All of these hate-panic claims were once made about Italian, Jewish, Chinese, and Catholic immigrants. Somehow none of them came true.
Yet some of our political leaders are clearly nostalgic for the bad old days. Rick Santorum thinks all Syrian refugees should go back home and fight ISIS. Somehow they will succeed where Russian air strikes have not. Carly Fiorina wants all refugees screened for terrorism before they can come here. Rand Paul has a blanket “no” when it comes to Muslim refugees. Bobby Jindal thinks all refugees should be constantly monitored in the U.S., ankle-bracelet style. And Mike Huckabee thinks it’s “crazy” to take poor people from the “desert”, “who don’t speak our language, who don’t understand our culture, who don’t share a [sic] same worldview, and bring them to Minnesota during the winter”.
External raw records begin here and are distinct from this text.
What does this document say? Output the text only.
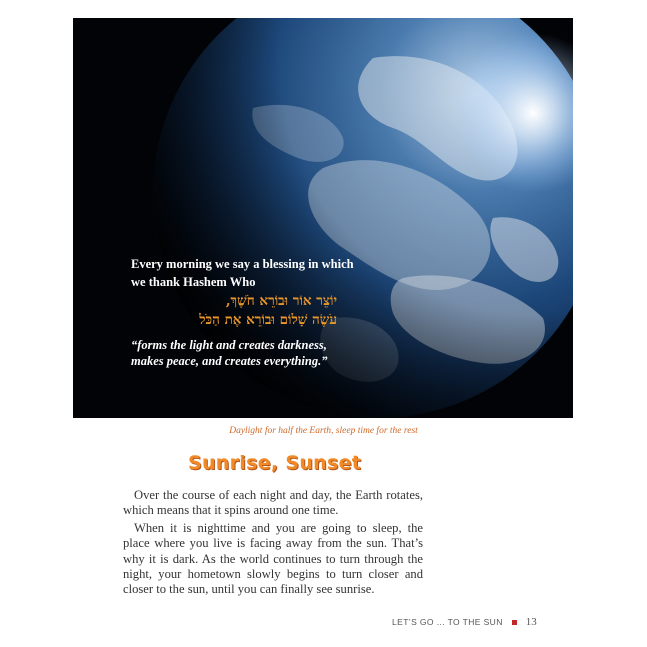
Every morning we say a blessing in which we thank Hashem Who
יוֹצֵר אוֹר וּבוֹרֵא חֹשֶׁךְ,
עֹשֶׂה שָׁלוֹם וּבוֹרֵא אֶת הַכֹּל
“forms the light and creates darkness, makes peace, and creates everything.”
Daylight for half the Earth, sleep time for the rest
Sunrise, Sunset

Over the course of each night and day, the Earth rotates, which means that it spins around one time.

When it is nighttime and you are going to sleep, the place where you live is facing away from the sun. That’s why it is dark. As the world continues to turn through the night, your hometown slowly begins to turn closer and closer to the sun, until you can finally see sunrise.

LET’S GO ... TO THE SUN 13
Luckily none of these people are running the country. Our president faced this front of ignorance by reminding us of who we are:
When I hear political leaders suggesting that there would be a religious test for which a person who is fleeing from a war-torn country is admitted, when some of those folks themselves come from families who benefited from protection when they were fleeing political persecution, that’s shameful, that’s not American. That’s not who we are. We don’t have religious tests (for) our compassion.
This is a much-needed counter-attack against those who insist that instituting the religious tests that our Constitution absolutely outlaws and deplores as undemocratic will keep our democracy safe. Suspecting people who have fled for their lives in a war of being warmongers whose only goal is to destroy any nation that takes them in and offers them hope is beyond ignorant. And it’s beyond American.
Whenever anti-immigrant, hate laws were passed in our history, there were Americans who stood up against them. There are always Americans who fight for justice for all. That’s our true identity. That’s American. Let’s remember that. Let’s remember who we are and how we got here, always aspiring to greatest-nation-on-Earth status, because the old saw is true: if we destroy everything we stand for in the name of security, the terrorists win.